Le renvoi d’André Lutgen devant un tribunal correctionnel a produit un déclic à la Cité judiciaire. Au Barreau, bien sûr, qui a affiché sa solidarité au prévenu. Au sein de la magistrature aussi où des clivages sont apparus au grand jour entre les différents corps qui la constituent: juges d’instruction d’un côté, juges du siège de l’autre. Le malaise semble profond. Il témoigne d’une justice déprimée.

L’affaire Lutgen – et sa médiatisation – a fait sortir des magistrats de leur zone de confort. Mais au-delà des anecdotes souvent piquantes qui sont ressorties du procès de début d’été, le cas Lutgen a surtout eu l’effet d’un révélateur des faiblesses de l’écosystème judiciaire replié sur lui-même et fortement imprégné d’un esprit de caste.

Monsieur le vice-président Maas (…) a l’obligation de refréner tout sentiment d’hostilité à mon égard et de se montrer impartial et objectif tout au long de ce procès. Et s’il ne s’en était pas senti capable, il aurait dû renoncer à présider ce procès.“Filipe Rodrigues

Lors de son procès en début d’été, André Lutgen a dressé l’inventaire des «incidents» qu’il avait eu avec le juge d’instruction Filipe Rodrigues dans trois affaires qu’ils avaient traitées ensemble entre 2013 et 2015. Le premier reprochait au second d’avoir mal accompli ses devoirs d’instruction et d’avoir commis une série d’illégalités, notamment un faux en écriture.

Ces faits avaient précédé la confrontation des deux hommes dans l’enquête judiciaire qui suivit l’accident mortel de mai 2019 chez ArcelorMittal. L’avocat fut accusé d’avoir fait pression sur les enquêteurs et voulu court-circuiter l’instruction en demandant l’intervention du ministre de la Justice de l’époque pour accélérer la levée de scellés sur les installations électriques de l’usine.

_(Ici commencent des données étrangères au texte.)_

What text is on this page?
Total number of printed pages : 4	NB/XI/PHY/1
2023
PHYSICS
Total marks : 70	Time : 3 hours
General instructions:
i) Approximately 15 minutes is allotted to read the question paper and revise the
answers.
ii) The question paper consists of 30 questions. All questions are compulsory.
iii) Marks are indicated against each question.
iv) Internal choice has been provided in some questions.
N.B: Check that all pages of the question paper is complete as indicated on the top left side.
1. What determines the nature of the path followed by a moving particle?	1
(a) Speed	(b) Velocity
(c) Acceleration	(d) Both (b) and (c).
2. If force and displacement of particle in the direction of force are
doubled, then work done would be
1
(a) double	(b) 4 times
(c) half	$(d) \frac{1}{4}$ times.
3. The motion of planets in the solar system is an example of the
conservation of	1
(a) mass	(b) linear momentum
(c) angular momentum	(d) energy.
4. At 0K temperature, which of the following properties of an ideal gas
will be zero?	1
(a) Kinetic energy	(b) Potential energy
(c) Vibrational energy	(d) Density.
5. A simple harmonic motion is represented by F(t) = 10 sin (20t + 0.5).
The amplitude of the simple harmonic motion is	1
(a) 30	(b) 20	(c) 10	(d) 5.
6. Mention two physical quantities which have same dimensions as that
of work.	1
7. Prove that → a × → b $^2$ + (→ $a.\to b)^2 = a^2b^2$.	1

Rodrigues a vu dans ces agissements un acte d’intimidation doublé d’un outrage et les a alors dénoncés au Parquet. Une enquête fut aussitôt diligentée à l’encontre d’André Lutgen. En moins de deux ans, ce dernier fut renvoyé en correctionnelle pour y être jugé. Filipe Rodrigues a été cité comme témoin. Il s’est aussi constitué partie civile. Le procès a très mal tourné.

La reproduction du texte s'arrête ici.